Plus tôt cette semaine, JPMorgan Chase UK, une entité bancaire numérique autonome au Royaume-Uni depuis 2021, a annoncé des nouvelles surprenantes. Ils ont annoncé que leurs clients n’auraient plus la possibilité d’acheter des cryptos en utilisant les cartes de débit Chase UK ou via des virements bancaires.
Bien que de telles décisions ne soient pas entièrement sans précédent, la justification fournie par la banque, qui s’inquiète explicitement de l’augmentation des fraudes liées à la monnaie numérique, a fait sourciller, en particulier au sein de la communauté.
Brian Armstrong, PDG de Coinbase, l’une des plus grandes bourses de devises numériques au monde, n’a pas mâché ses mots pour exprimer son mécontentement.
Lors d’une interview accordée jeudi à l’émission « Squawk Box » de CNBC, le PDG a critiqué la décision, soulignant que les entités privées ne devraient pas avoir pour mission de « mettre à l’écart » une industrie entière.
Le point de vue d’Armstrong sur la question
Le principal argument d’Armstrong est que la décision du sort des industries, en particulier d’une industrie aussi remarquable que la cryptographie, devrait incomber aux gouvernements et non aux entreprises individuelles. Armstrong a été cité sur « Squawk Box » de CNBC en disant :
Je ne pense pas que ce soit OK. Je ne pense pas que ce soit la règle des choses dans notre société. Je pense que le gouvernement devrait décider de ce qui est autorisé et de ce qui ne l’est pas.
L’appel d’Armstrong en faveur d’orientations et de décisions plus claires et dirigées par le gouvernement souligne un défi plus large auquel le secteur de la monnaie numérique est confronté : la nécessité d’une réglementation solide, cohérente et solidaire.
Selon CNBC, les données d’Action Fraud, l’agence britannique de détection des fraudes, ont indiqué une augmentation de plus de 40 % des pertes des consommateurs britanniques dues à la fraude aux monnaies numériques au cours de l’année écoulée, avec des chiffres dépassant les 300 millions de livres sterling pour la première fois.
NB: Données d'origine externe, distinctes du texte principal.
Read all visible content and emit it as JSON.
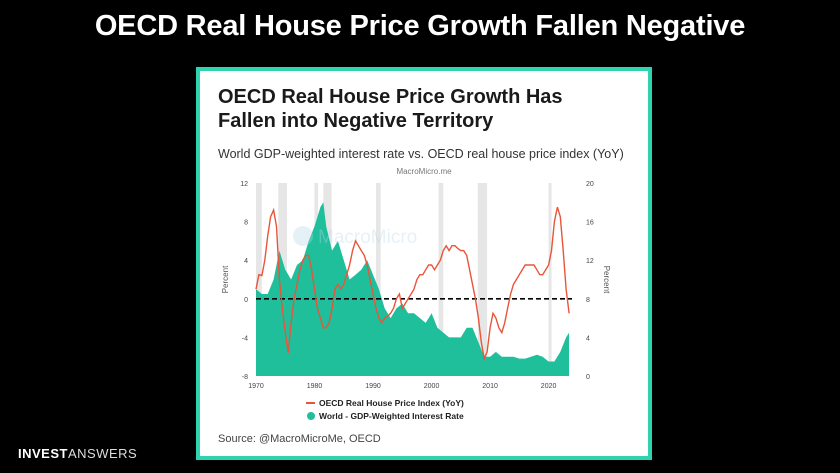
{
  "slide": {
    "title": "OECD Real House Price Growth Fallen Negative"
  },
  "brand": {
    "bold": "INVEST",
    "light": "ANSWERS"
  },
  "card": {
    "title_line1": "OECD Real House Price Growth Has",
    "title_line2": "Fallen into Negative Territory",
    "subtitle": "World GDP-weighted interest rate vs. OECD real house price index (YoY)",
    "watermark_small": "MacroMicro.me",
    "watermark_big": "MacroMicro",
    "source": "Source: @MacroMicroMe, OECD"
  },
  "colors": {
    "border": "#2ed3b0",
    "area": "#1fbf9b",
    "line": "#e8553a",
    "recession": "#e6e6e6"
  },
  "chart_data": {
    "type": "line+area",
    "title": "OECD Real House Price Growth Has Fallen into Negative Territory",
    "subtitle": "World GDP-weighted interest rate vs. OECD real house price index (YoY)",
    "ylabel_left": "Percent",
    "ylabel_right": "Percent",
    "ylim_left": [
      -8,
      12
    ],
    "ylim_right": [
      0,
      20
    ],
    "yticks_left": [
      "12",
      "8",
      "4",
      "0",
      "-4",
      "-8"
    ],
    "yticks_right": [
      "20",
      "16",
      "12",
      "8",
      "4",
      "0"
    ],
    "xlim": [
      1970,
      2024
    ],
    "xticks": [
      "1970",
      "1980",
      "1990",
      "2000",
      "2010",
      "2020"
    ],
    "reference_line": {
      "axis": "left",
      "y": 0,
      "style": "dashed"
    },
    "recessions": [
      [
        1970,
        1971
      ],
      [
        1973.8,
        1975.3
      ],
      [
        1980,
        1980.6
      ],
      [
        1981.5,
        1982.9
      ],
      [
        1990.5,
        1991.3
      ],
      [
        2001.2,
        2002
      ],
      [
        2007.9,
        2009.5
      ],
      [
        2020,
        2020.5
      ]
    ],
    "legend": {
      "placement": "bottom"
    },
    "series": [
      {
        "name": "OECD Real House Price Index (YoY)",
        "axis": "left",
        "style": "line",
        "points": [
          [
            1970,
            1.0
          ],
          [
            1970.5,
            2.5
          ],
          [
            1971,
            2.4
          ],
          [
            1971.5,
            4.0
          ],
          [
            1972,
            6.5
          ],
          [
            1972.5,
            8.5
          ],
          [
            1973,
            9.2
          ],
          [
            1973.5,
            7.5
          ],
          [
            1974,
            2.0
          ],
          [
            1974.5,
            -1.0
          ],
          [
            1975,
            -3.5
          ],
          [
            1975.5,
            -5.6
          ],
          [
            1976,
            -2.5
          ],
          [
            1976.5,
            0.0
          ],
          [
            1977,
            1.5
          ],
          [
            1977.5,
            3.0
          ],
          [
            1978,
            4.0
          ],
          [
            1978.5,
            4.5
          ],
          [
            1979,
            4.5
          ],
          [
            1979.5,
            3.0
          ],
          [
            1980,
            1.0
          ],
          [
            1980.5,
            -1.0
          ],
          [
            1981,
            -2.0
          ],
          [
            1981.5,
            -3.0
          ],
          [
            1982,
            -3.0
          ],
          [
            1982.5,
            -2.5
          ],
          [
            1983,
            -1.0
          ],
          [
            1983.5,
            1.0
          ],
          [
            1984,
            1.5
          ],
          [
            1984.5,
            1.0
          ],
          [
            1985,
            1.5
          ],
          [
            1985.5,
            2.5
          ],
          [
            1986,
            3.5
          ],
          [
            1986.5,
            5.0
          ],
          [
            1987,
            6.0
          ],
          [
            1987.5,
            5.5
          ],
          [
            1988,
            5.0
          ],
          [
            1988.5,
            4.5
          ],
          [
            1989,
            3.5
          ],
          [
            1989.5,
            2.0
          ],
          [
            1990,
            0.5
          ],
          [
            1990.5,
            -1.0
          ],
          [
            1991,
            -2.0
          ],
          [
            1991.5,
            -2.5
          ],
          [
            1992,
            -2.0
          ],
          [
            1992.5,
            -1.8
          ],
          [
            1993,
            -1.5
          ],
          [
            1993.5,
            -1.0
          ],
          [
            1994,
            0.0
          ],
          [
            1994.5,
            0.5
          ],
          [
            1995,
            -1.0
          ],
          [
            1995.5,
            -0.5
          ],
          [
            1996,
            0.0
          ],
          [
            1996.5,
            0.5
          ],
          [
            1997,
            1.0
          ],
          [
            1997.5,
            2.0
          ],
          [
            1998,
            2.5
          ],
          [
            1998.5,
            2.5
          ],
          [
            1999,
            3.0
          ],
          [
            1999.5,
            3.5
          ],
          [
            2000,
            3.5
          ],
          [
            2000.5,
            3.0
          ],
          [
            2001,
            3.5
          ],
          [
            2001.5,
            4.0
          ],
          [
            2002,
            5.0
          ],
          [
            2002.5,
            5.5
          ],
          [
            2003,
            5.0
          ],
          [
            2003.5,
            5.5
          ],
          [
            2004,
            5.5
          ],
          [
            2004.5,
            5.2
          ],
          [
            2005,
            5.0
          ],
          [
            2005.5,
            5.0
          ],
          [
            2006,
            4.5
          ],
          [
            2006.5,
            3.0
          ],
          [
            2007,
            1.5
          ],
          [
            2007.5,
            0.0
          ],
          [
            2008,
            -2.0
          ],
          [
            2008.5,
            -4.5
          ],
          [
            2009,
            -6.2
          ],
          [
            2009.5,
            -5.5
          ],
          [
            2010,
            -3.0
          ],
          [
            2010.5,
            -1.5
          ],
          [
            2011,
            -2.0
          ],
          [
            2011.5,
            -3.0
          ],
          [
            2012,
            -3.5
          ],
          [
            2012.5,
            -2.5
          ],
          [
            2013,
            -1.0
          ],
          [
            2013.5,
            0.5
          ],
          [
            2014,
            1.5
          ],
          [
            2014.5,
            2.0
          ],
          [
            2015,
            2.5
          ],
          [
            2015.5,
            3.0
          ],
          [
            2016,
            3.5
          ],
          [
            2016.5,
            3.5
          ],
          [
            2017,
            3.5
          ],
          [
            2017.5,
            3.5
          ],
          [
            2018,
            3.0
          ],
          [
            2018.5,
            2.5
          ],
          [
            2019,
            2.5
          ],
          [
            2019.5,
            3.0
          ],
          [
            2020,
            3.5
          ],
          [
            2020.5,
            5.0
          ],
          [
            2021,
            8.0
          ],
          [
            2021.5,
            9.5
          ],
          [
            2022,
            8.5
          ],
          [
            2022.5,
            5.0
          ],
          [
            2023,
            1.0
          ],
          [
            2023.5,
            -1.5
          ]
        ]
      },
      {
        "name": "World - GDP-Weighted Interest Rate",
        "axis": "right",
        "style": "area",
        "points": [
          [
            1970,
            9.0
          ],
          [
            1971,
            8.5
          ],
          [
            1972,
            8.5
          ],
          [
            1973,
            10.0
          ],
          [
            1974,
            13.0
          ],
          [
            1975,
            11.0
          ],
          [
            1976,
            10.0
          ],
          [
            1977,
            11.5
          ],
          [
            1978,
            12.0
          ],
          [
            1979,
            14.0
          ],
          [
            1980,
            15.5
          ],
          [
            1981,
            17.5
          ],
          [
            1981.5,
            18.0
          ],
          [
            1982,
            15.5
          ],
          [
            1983,
            13.0
          ],
          [
            1984,
            14.0
          ],
          [
            1985,
            12.0
          ],
          [
            1986,
            10.0
          ],
          [
            1987,
            10.5
          ],
          [
            1988,
            11.0
          ],
          [
            1989,
            12.0
          ],
          [
            1990,
            10.5
          ],
          [
            1991,
            9.0
          ],
          [
            1992,
            7.0
          ],
          [
            1993,
            6.0
          ],
          [
            1994,
            7.0
          ],
          [
            1995,
            7.5
          ],
          [
            1996,
            6.5
          ],
          [
            1997,
            6.5
          ],
          [
            1998,
            6.0
          ],
          [
            1999,
            5.5
          ],
          [
            2000,
            6.5
          ],
          [
            2001,
            5.0
          ],
          [
            2002,
            4.5
          ],
          [
            2003,
            4.0
          ],
          [
            2004,
            4.0
          ],
          [
            2005,
            4.0
          ],
          [
            2006,
            5.0
          ],
          [
            2007,
            5.0
          ],
          [
            2008,
            3.5
          ],
          [
            2009,
            2.0
          ],
          [
            2010,
            2.0
          ],
          [
            2011,
            2.5
          ],
          [
            2012,
            2.0
          ],
          [
            2013,
            2.0
          ],
          [
            2014,
            2.0
          ],
          [
            2015,
            1.8
          ],
          [
            2016,
            1.8
          ],
          [
            2017,
            2.0
          ],
          [
            2018,
            2.2
          ],
          [
            2019,
            2.0
          ],
          [
            2020,
            1.5
          ],
          [
            2021,
            1.5
          ],
          [
            2022,
            2.5
          ],
          [
            2023,
            4.0
          ],
          [
            2023.5,
            4.5
          ]
        ]
      }
    ]
  }
}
Cependant, CNBC a en outre noté que les partisans de la monnaie numérique affirment que malgré certains revers, comme l’effondrement de FTX, l’industrie a « parcouru un long chemin » et affine continuellement ses mécanismes pour garantir des transactions plus sécurisées aux utilisateurs.
Réglementation de la crypto
Le Royaume-Uni a déployé des efforts pour superviser les transactions de détail sur les actifs cryptographiques. Ils ont introduit des mesures telles que le projet de loi sur les services et les marchés financiers, mais « il ne s’agit pas d’une loi globale traitant de la cryptographie par le biais de lois adaptées », selon CNBC, qui fait il n’existe toujours pas de cadre juridique détaillé pour la monnaie numérique.
D’autres juridictions mondiales, de Dubaï à Singapour, évoluent vers des paradis cryptographiques, courtisant les entreprises avec leurs politiques favorables à la cryptographie. Pendant ce temps, les États-Unis restent stricts, avec des mesures réglementaires accrues contre les entreprises de cryptographie.
Armstrong, conscient des ambitions du Royaume-Uni de devenir un acteur important dans le monde du Web3 et de la monnaie numérique, espère que la récente décision de Chase UK n’est qu’un revers temporaire et n’indique pas une tendance plus large. Armstrong a conclu :
Le gouvernement du Royaume-Uni, à travers [U.K. PM] Rishi Sunak et Andrew Griffith, le ministre de la ville de Londres, ont clairement indiqué qu’ils voulaient faire du Royaume-Uni un hub Web3 et crypto. Ils essaient d’y attirer des entreprises. J’ai été déçu de voir la position de Chase UK à ce sujet. J’espère qu’il s’agit d’un malentendu qui sera clarifié dans les semaines à venir.